Trump OMB Nominee May Support Reworked Evidence-based Budget Tool

President Trump’s nominee to head OMB, Rep. Mick Mulvaney, indicated at two different Senate hearings on January 24 that he will consider reviving the Program Assessment Rating Tool (PART), which the Bush administration used to examine the effectiveness of federal programs. The prior Bush effort substantially incorporated evidence into its reviews.

According to Government Executive:

[Senator] Portman praised George W. Bush’s Program Assessment Rating for measuring the performance of federal initiatives and tying the results to spending, saying PART was “an enormous undertaking that some thought too time-consuming. But the result was that some programs had their budgets increased, some decreased, and some were eliminated.”

Mulvaney said he admired the quantitative data that PART supplied, adding that “ending PART denied us a tool, and I’m looking forward to adding management tools.”

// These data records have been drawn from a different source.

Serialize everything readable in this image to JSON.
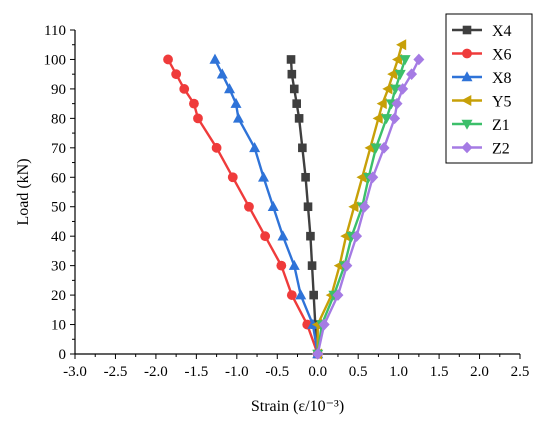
{
  "chart_data": {
    "type": "line",
    "xlabel": "Strain   (ε/10⁻³)",
    "ylabel": "Load  (kN)",
    "xlim": [
      -3.0,
      2.5
    ],
    "ylim": [
      0,
      110
    ],
    "x_ticks": [
      -3.0,
      -2.5,
      -2.0,
      -1.5,
      -1.0,
      -0.5,
      0.0,
      0.5,
      1.0,
      1.5,
      2.0,
      2.5
    ],
    "x_tick_labels": [
      "-3.0",
      "-2.5",
      "-2.0",
      "-1.5",
      "-1.0",
      "-0.5",
      "0.0",
      "0.5",
      "1.0",
      "1.5",
      "2.0",
      "2.5"
    ],
    "y_ticks": [
      0,
      10,
      20,
      30,
      40,
      50,
      60,
      70,
      80,
      90,
      100,
      110
    ],
    "y_tick_labels": [
      "0",
      "10",
      "20",
      "30",
      "40",
      "50",
      "60",
      "70",
      "80",
      "90",
      "100",
      "110"
    ],
    "grid": false,
    "legend_position": "top-right",
    "series": [
      {
        "name": "X4",
        "color": "#3f3f3f",
        "marker": "square",
        "points": [
          [
            0,
            0
          ],
          [
            -0.03,
            10
          ],
          [
            -0.05,
            20
          ],
          [
            -0.07,
            30
          ],
          [
            -0.09,
            40
          ],
          [
            -0.12,
            50
          ],
          [
            -0.15,
            60
          ],
          [
            -0.19,
            70
          ],
          [
            -0.23,
            80
          ],
          [
            -0.26,
            85
          ],
          [
            -0.29,
            90
          ],
          [
            -0.32,
            95
          ],
          [
            -0.33,
            100
          ]
        ]
      },
      {
        "name": "X6",
        "color": "#ef3b3b",
        "marker": "circle",
        "points": [
          [
            0,
            0
          ],
          [
            -0.13,
            10
          ],
          [
            -0.32,
            20
          ],
          [
            -0.45,
            30
          ],
          [
            -0.65,
            40
          ],
          [
            -0.85,
            50
          ],
          [
            -1.05,
            60
          ],
          [
            -1.25,
            70
          ],
          [
            -1.48,
            80
          ],
          [
            -1.53,
            85
          ],
          [
            -1.65,
            90
          ],
          [
            -1.75,
            95
          ],
          [
            -1.85,
            100
          ]
        ]
      },
      {
        "name": "X8",
        "color": "#2f73d8",
        "marker": "triangle-up",
        "points": [
          [
            0,
            0
          ],
          [
            -0.06,
            10
          ],
          [
            -0.21,
            20
          ],
          [
            -0.29,
            30
          ],
          [
            -0.43,
            40
          ],
          [
            -0.55,
            50
          ],
          [
            -0.67,
            60
          ],
          [
            -0.78,
            70
          ],
          [
            -0.98,
            80
          ],
          [
            -1.01,
            85
          ],
          [
            -1.09,
            90
          ],
          [
            -1.18,
            95
          ],
          [
            -1.27,
            100
          ]
        ]
      },
      {
        "name": "Y5",
        "color": "#c7a008",
        "marker": "triangle-left",
        "points": [
          [
            0,
            0
          ],
          [
            0.0,
            10
          ],
          [
            0.17,
            20
          ],
          [
            0.27,
            30
          ],
          [
            0.35,
            40
          ],
          [
            0.45,
            50
          ],
          [
            0.55,
            60
          ],
          [
            0.65,
            70
          ],
          [
            0.75,
            80
          ],
          [
            0.8,
            85
          ],
          [
            0.87,
            90
          ],
          [
            0.93,
            95
          ],
          [
            0.99,
            100
          ],
          [
            1.04,
            105
          ]
        ]
      },
      {
        "name": "Z1",
        "color": "#3cbf6a",
        "marker": "triangle-down",
        "points": [
          [
            0,
            0
          ],
          [
            0.05,
            10
          ],
          [
            0.2,
            20
          ],
          [
            0.33,
            30
          ],
          [
            0.42,
            40
          ],
          [
            0.55,
            50
          ],
          [
            0.63,
            60
          ],
          [
            0.72,
            70
          ],
          [
            0.85,
            80
          ],
          [
            0.91,
            85
          ],
          [
            0.96,
            90
          ],
          [
            1.02,
            95
          ],
          [
            1.08,
            100
          ]
        ]
      },
      {
        "name": "Z2",
        "color": "#a57be4",
        "marker": "diamond",
        "points": [
          [
            0,
            0
          ],
          [
            0.08,
            10
          ],
          [
            0.25,
            20
          ],
          [
            0.36,
            30
          ],
          [
            0.48,
            40
          ],
          [
            0.58,
            50
          ],
          [
            0.68,
            60
          ],
          [
            0.82,
            70
          ],
          [
            0.95,
            80
          ],
          [
            0.98,
            85
          ],
          [
            1.05,
            90
          ],
          [
            1.16,
            95
          ],
          [
            1.25,
            100
          ]
        ]
      }
    ]
  }
}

Reviving PART is a priority for the conservative Heritage Foundation, which has been working closely with the incoming Trump administration.

According to Federal News Radio:

“I believe as a matter of principle that the debt is a matter that needs to be addressed sooner rather than later. I also know that fundamental changes are needed in the way we spend and tax if we truly want a healthy economy. This must include changing our long-term fiscal path, which is unsustainable,” Mulvaney said during the Homeland Security and Governmental Affairs Committee portion of his testimony. “Part of fixing our problem also means taking a hard look at government waste and then ending it. American taxpayers deserve a government that is efficient, effective and accountable.”

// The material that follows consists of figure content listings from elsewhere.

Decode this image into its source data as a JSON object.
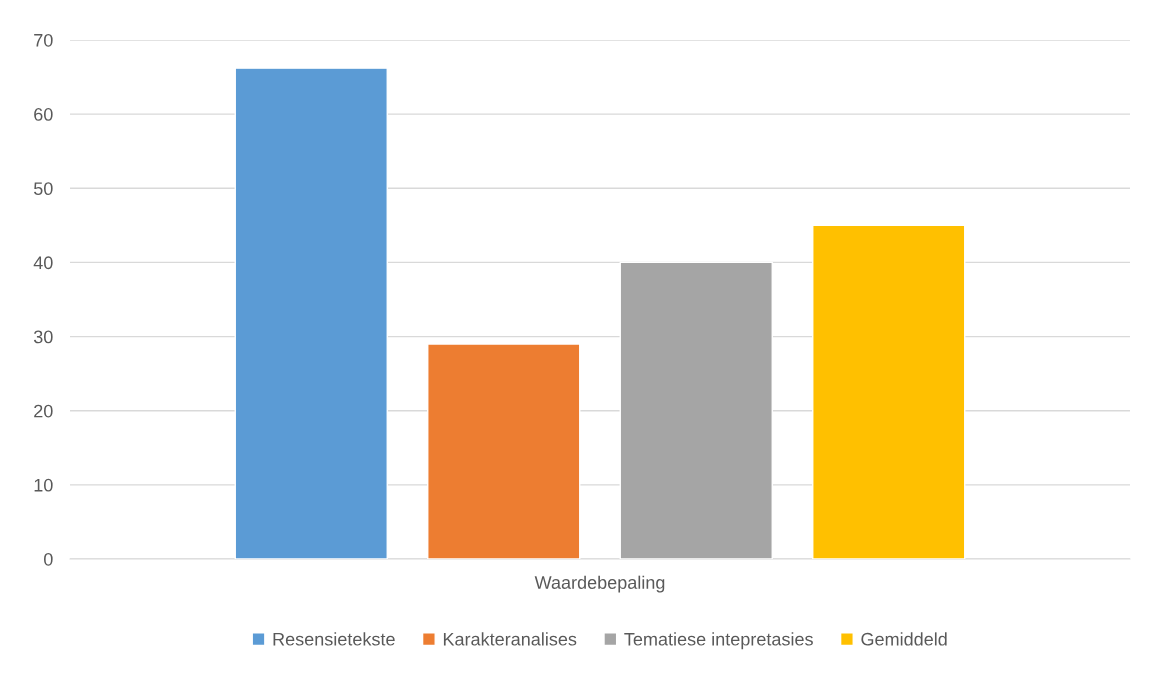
{
  "chart_data": {
    "type": "bar",
    "categories": [
      "Waardebepaling"
    ],
    "series": [
      {
        "name": "Resensietekste",
        "color": "#5b9bd5",
        "values": [
          66.2
        ]
      },
      {
        "name": "Karakteranalises",
        "color": "#ed7d31",
        "values": [
          29
        ]
      },
      {
        "name": "Tematiese intepretasies",
        "color": "#a5a5a5",
        "values": [
          40
        ]
      },
      {
        "name": "Gemiddeld",
        "color": "#ffc000",
        "values": [
          45
        ]
      }
    ],
    "ylim": [
      0,
      70
    ],
    "yticks": [
      0,
      10,
      20,
      30,
      40,
      50,
      60,
      70
    ],
    "grid": "y",
    "legend": "bottom"
  }
}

By bringing back the PART tool, or an updated version of the measurement initiative first used during the President George W. Bush administration, is how Mulvaney said he would help identify waste, fraud and abuse across the agencies.

“We talked about the importance of adding quantitative data to OMB’s analysis. Ending the PART program denied us that management tool. You can’t manage exclusively by quantitative data, but it’s difficult to manage at all with no quantitative data at all,” he said. “Whether or not we reinstitute PART in its old form or do something similar, I am looking forward to adding to OMB’s management tools along the same lines you had as when you were there.”

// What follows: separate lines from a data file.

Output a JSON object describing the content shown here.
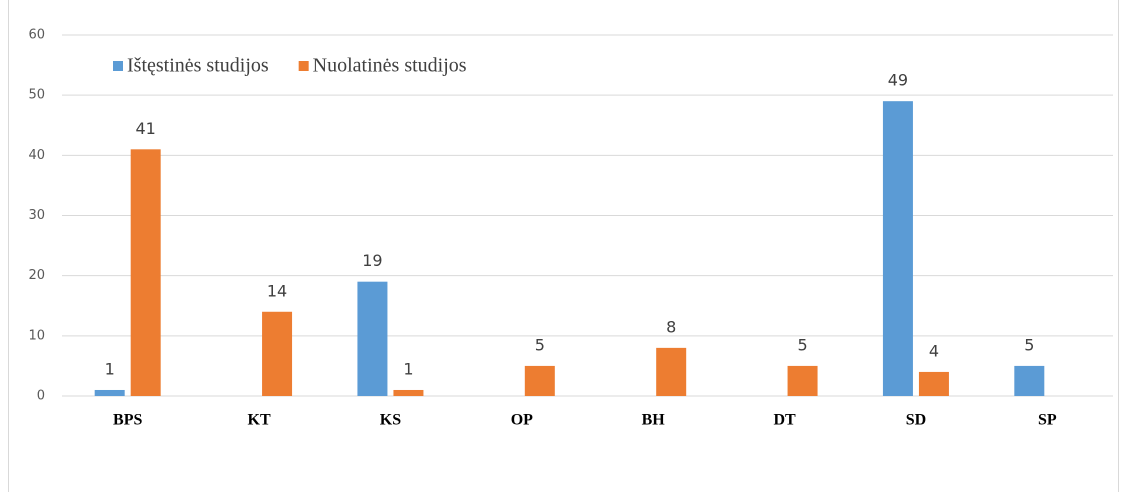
{
  "chart_data": {
    "type": "bar",
    "categories": [
      "BPS",
      "KT",
      "KS",
      "OP",
      "BH",
      "DT",
      "SD",
      "SP"
    ],
    "series": [
      {
        "name": "Ištęstinės studijos",
        "color": "#5b9bd5",
        "values": [
          1,
          null,
          19,
          null,
          null,
          null,
          49,
          5
        ]
      },
      {
        "name": "Nuolatinės studijos",
        "color": "#ed7d31",
        "values": [
          41,
          14,
          1,
          5,
          8,
          5,
          4,
          null
        ]
      }
    ],
    "ylim": [
      0,
      60
    ],
    "yticks": [
      0,
      10,
      20,
      30,
      40,
      50,
      60
    ],
    "grid": true,
    "legend": "top-left"
  }
}
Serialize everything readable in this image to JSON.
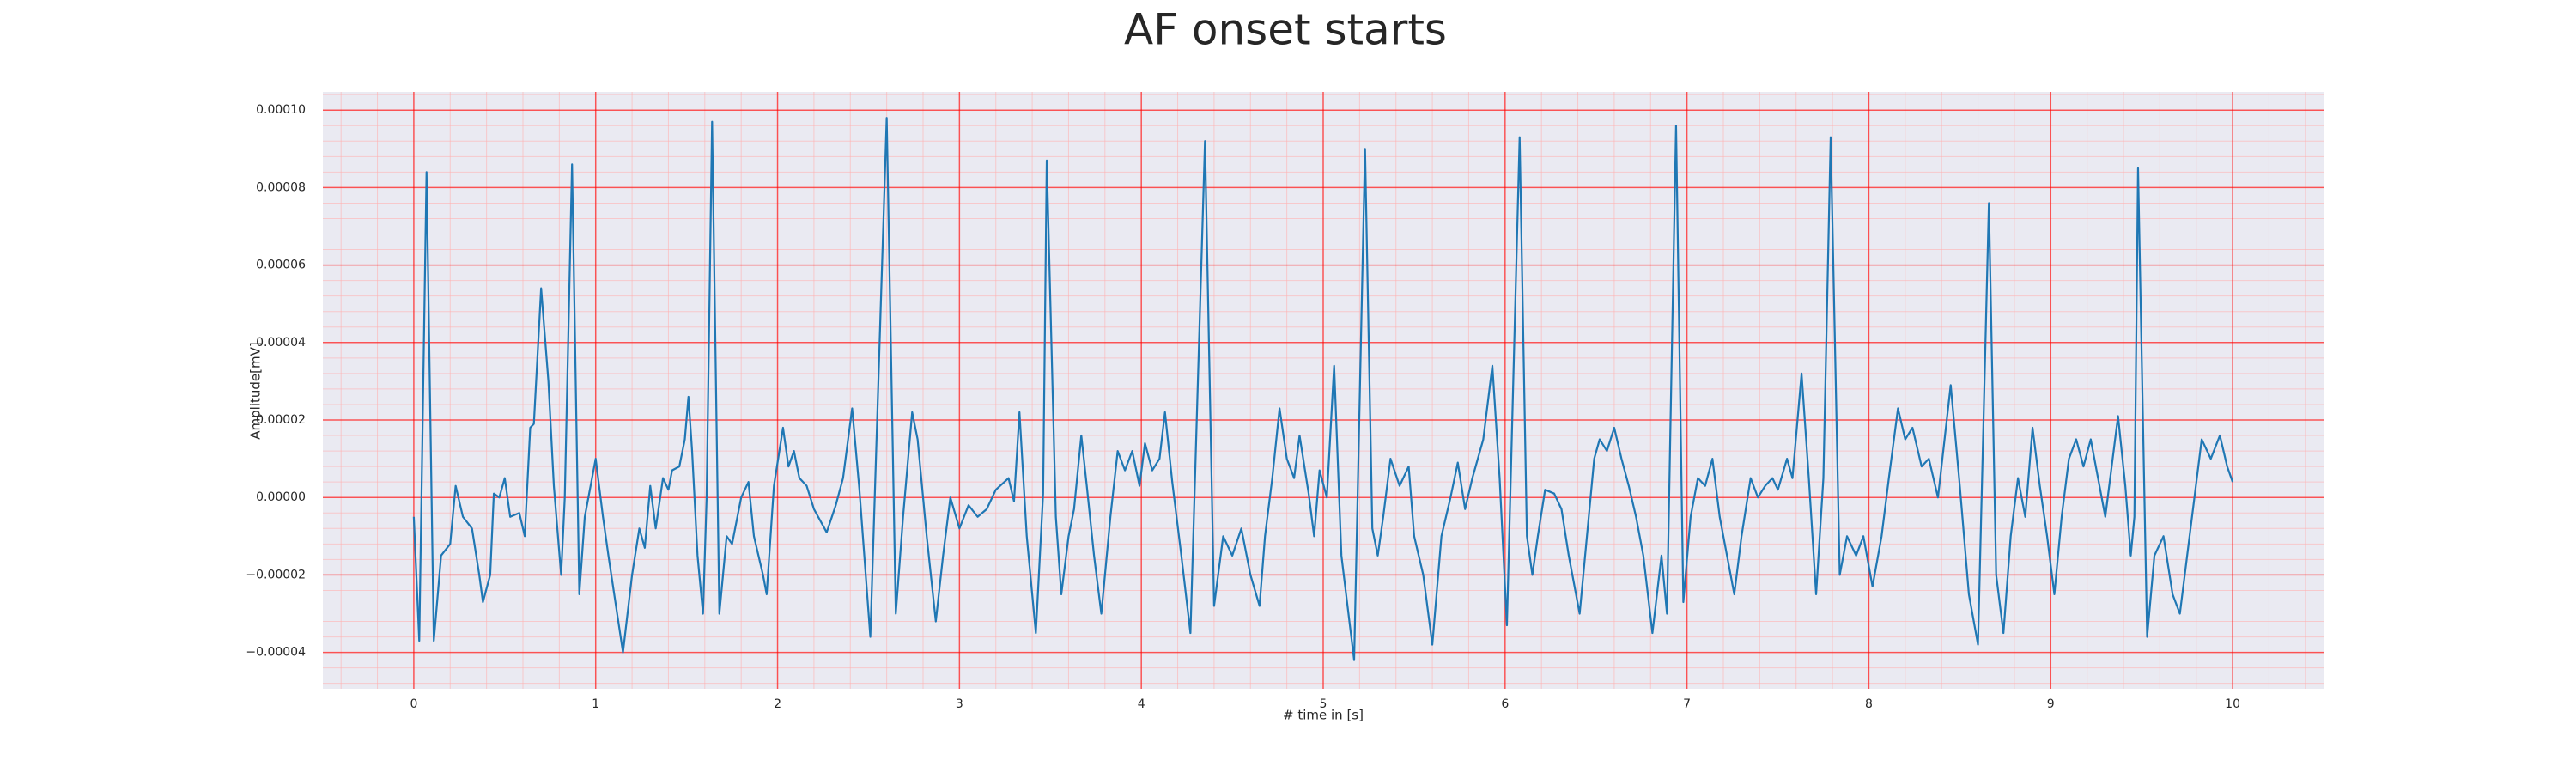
{
  "chart_data": {
    "type": "line",
    "title": "AF onset starts",
    "x_label": "# time in [s]",
    "y_label": "Amplitude[mV]",
    "color": "#1f77b4",
    "background": "#eaeaf2",
    "grid": true,
    "grid_color": "#ff0000",
    "minor_grid": true,
    "minor_grid_color": "#ffb0b0",
    "xlim": [
      -0.5,
      10.5
    ],
    "ylim": [
      -4.94e-05,
      0.0001047
    ],
    "xticks": [
      0,
      1,
      2,
      3,
      4,
      5,
      6,
      7,
      8,
      9,
      10
    ],
    "yticks": [
      {
        "value": -4e-05,
        "label": "−0.00004"
      },
      {
        "value": -2e-05,
        "label": "−0.00002"
      },
      {
        "value": 0,
        "label": "0.00000"
      },
      2e-05,
      4e-05,
      6e-05,
      8e-05,
      {
        "value": 0.0001,
        "label": "0.00010"
      }
    ],
    "x": [
      0,
      0.03,
      0.07,
      0.11,
      0.15,
      0.2,
      0.23,
      0.27,
      0.32,
      0.36,
      0.38,
      0.42,
      0.44,
      0.47,
      0.5,
      0.53,
      0.58,
      0.61,
      0.64,
      0.66,
      0.7,
      0.74,
      0.77,
      0.81,
      0.83,
      0.87,
      0.91,
      0.94,
      1.0,
      1.04,
      1.07,
      1.15,
      1.2,
      1.24,
      1.27,
      1.3,
      1.33,
      1.37,
      1.4,
      1.42,
      1.46,
      1.49,
      1.51,
      1.53,
      1.56,
      1.59,
      1.61,
      1.64,
      1.68,
      1.72,
      1.75,
      1.8,
      1.84,
      1.87,
      1.92,
      1.94,
      1.98,
      2.01,
      2.03,
      2.06,
      2.09,
      2.12,
      2.16,
      2.2,
      2.27,
      2.32,
      2.36,
      2.41,
      2.45,
      2.51,
      2.6,
      2.65,
      2.69,
      2.74,
      2.77,
      2.82,
      2.87,
      2.91,
      2.95,
      3.0,
      3.05,
      3.1,
      3.15,
      3.2,
      3.27,
      3.3,
      3.33,
      3.37,
      3.42,
      3.46,
      3.48,
      3.53,
      3.56,
      3.6,
      3.63,
      3.67,
      3.7,
      3.74,
      3.78,
      3.83,
      3.87,
      3.91,
      3.95,
      3.99,
      4.02,
      4.06,
      4.1,
      4.13,
      4.17,
      4.22,
      4.27,
      4.35,
      4.4,
      4.45,
      4.5,
      4.55,
      4.6,
      4.65,
      4.68,
      4.72,
      4.76,
      4.8,
      4.84,
      4.87,
      4.92,
      4.95,
      4.98,
      5.02,
      5.06,
      5.1,
      5.17,
      5.23,
      5.27,
      5.3,
      5.33,
      5.37,
      5.42,
      5.47,
      5.5,
      5.55,
      5.6,
      5.65,
      5.7,
      5.74,
      5.78,
      5.82,
      5.88,
      5.93,
      5.97,
      6.01,
      6.08,
      6.12,
      6.15,
      6.18,
      6.22,
      6.27,
      6.31,
      6.35,
      6.41,
      6.45,
      6.49,
      6.52,
      6.56,
      6.6,
      6.64,
      6.68,
      6.72,
      6.76,
      6.81,
      6.86,
      6.89,
      6.94,
      6.98,
      7.02,
      7.06,
      7.1,
      7.14,
      7.18,
      7.22,
      7.26,
      7.3,
      7.35,
      7.39,
      7.43,
      7.47,
      7.5,
      7.55,
      7.58,
      7.63,
      7.67,
      7.71,
      7.75,
      7.79,
      7.84,
      7.88,
      7.93,
      7.97,
      8.02,
      8.07,
      8.11,
      8.16,
      8.2,
      8.24,
      8.29,
      8.33,
      8.38,
      8.45,
      8.5,
      8.55,
      8.6,
      8.66,
      8.7,
      8.74,
      8.78,
      8.82,
      8.86,
      8.9,
      8.94,
      8.98,
      9.02,
      9.06,
      9.1,
      9.14,
      9.18,
      9.22,
      9.26,
      9.3,
      9.37,
      9.41,
      9.44,
      9.46,
      9.48,
      9.53,
      9.57,
      9.62,
      9.67,
      9.71,
      9.75,
      9.79,
      9.83,
      9.88,
      9.93,
      9.97,
      10.0
    ],
    "values": [
      -5e-06,
      -3.7e-05,
      8.4e-05,
      -3.7e-05,
      -1.5e-05,
      -1.2e-05,
      3e-06,
      -5e-06,
      -8e-06,
      -2e-05,
      -2.7e-05,
      -2e-05,
      1e-06,
      0,
      5e-06,
      -5e-06,
      -4e-06,
      -1e-05,
      1.8e-05,
      1.9e-05,
      5.4e-05,
      3e-05,
      3e-06,
      -2e-05,
      0,
      8.6e-05,
      -2.5e-05,
      -5e-06,
      1e-05,
      -5e-06,
      -1.5e-05,
      -4e-05,
      -2e-05,
      -8e-06,
      -1.3e-05,
      3e-06,
      -8e-06,
      5e-06,
      2e-06,
      7e-06,
      8e-06,
      1.5e-05,
      2.6e-05,
      1.2e-05,
      -1.5e-05,
      -3e-05,
      0,
      9.7e-05,
      -3e-05,
      -1e-05,
      -1.2e-05,
      0,
      4e-06,
      -1e-05,
      -2e-05,
      -2.5e-05,
      3e-06,
      1.2e-05,
      1.8e-05,
      8e-06,
      1.2e-05,
      5e-06,
      3e-06,
      -3e-06,
      -9e-06,
      -2e-06,
      5e-06,
      2.3e-05,
      2e-06,
      -3.6e-05,
      9.8e-05,
      -3e-05,
      -5e-06,
      2.2e-05,
      1.5e-05,
      -1e-05,
      -3.2e-05,
      -1.5e-05,
      0,
      -8e-06,
      -2e-06,
      -5e-06,
      -3e-06,
      2e-06,
      5e-06,
      -1e-06,
      2.2e-05,
      -1e-05,
      -3.5e-05,
      1e-06,
      8.7e-05,
      -5e-06,
      -2.5e-05,
      -1e-05,
      -3e-06,
      1.6e-05,
      3e-06,
      -1.5e-05,
      -3e-05,
      -5e-06,
      1.2e-05,
      7e-06,
      1.2e-05,
      3e-06,
      1.4e-05,
      7e-06,
      1e-05,
      2.2e-05,
      4e-06,
      -1.5e-05,
      -3.5e-05,
      9.2e-05,
      -2.8e-05,
      -1e-05,
      -1.5e-05,
      -8e-06,
      -2e-05,
      -2.8e-05,
      -1e-05,
      5e-06,
      2.3e-05,
      1e-05,
      5e-06,
      1.6e-05,
      1e-06,
      -1e-05,
      7e-06,
      0,
      3.4e-05,
      -1.5e-05,
      -4.2e-05,
      9e-05,
      -8e-06,
      -1.5e-05,
      -5e-06,
      1e-05,
      3e-06,
      8e-06,
      -1e-05,
      -2e-05,
      -3.8e-05,
      -1e-05,
      0,
      9e-06,
      -3e-06,
      5e-06,
      1.5e-05,
      3.4e-05,
      5e-06,
      -3.3e-05,
      9.3e-05,
      -1e-05,
      -2e-05,
      -1e-05,
      2e-06,
      1e-06,
      -3e-06,
      -1.5e-05,
      -3e-05,
      -1e-05,
      1e-05,
      1.5e-05,
      1.2e-05,
      1.8e-05,
      1e-05,
      3e-06,
      -5e-06,
      -1.5e-05,
      -3.5e-05,
      -1.5e-05,
      -3e-05,
      9.6e-05,
      -2.7e-05,
      -5e-06,
      5e-06,
      3e-06,
      1e-05,
      -5e-06,
      -1.5e-05,
      -2.5e-05,
      -1e-05,
      5e-06,
      0,
      3e-06,
      5e-06,
      2e-06,
      1e-05,
      5e-06,
      3.2e-05,
      5e-06,
      -2.5e-05,
      5e-06,
      9.3e-05,
      -2e-05,
      -1e-05,
      -1.5e-05,
      -1e-05,
      -2.3e-05,
      -1e-05,
      5e-06,
      2.3e-05,
      1.5e-05,
      1.8e-05,
      8e-06,
      1e-05,
      0,
      2.9e-05,
      3e-06,
      -2.5e-05,
      -3.8e-05,
      7.6e-05,
      -2e-05,
      -3.5e-05,
      -1e-05,
      5e-06,
      -5e-06,
      1.8e-05,
      3e-06,
      -1e-05,
      -2.5e-05,
      -5e-06,
      1e-05,
      1.5e-05,
      8e-06,
      1.5e-05,
      5e-06,
      -5e-06,
      2.1e-05,
      3e-06,
      -1.5e-05,
      -5e-06,
      8.5e-05,
      -3.6e-05,
      -1.5e-05,
      -1e-05,
      -2.5e-05,
      -3e-05,
      -1.5e-05,
      0,
      1.5e-05,
      1e-05,
      1.6e-05,
      8e-06,
      4e-06
    ]
  }
}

Sen. Rob Portman (R-Ohio), a former director of OMB under Bush, said he always understood that PART took a lot of time, not everyone loved it, but it helped the White House better understand the effectiveness of programs and whether they needed to add more or less money or just shut the initiative down.

In October, the Heritage Foundation, a conservative think tank, released a blog post calling for a return to PART.

Heritage’s David Muhlhausen connected the need to try a PART 2.0 with the ongoing financial and debt challenges the nation faces. He wrote the best idea to deal with the budget woes is to cut spending.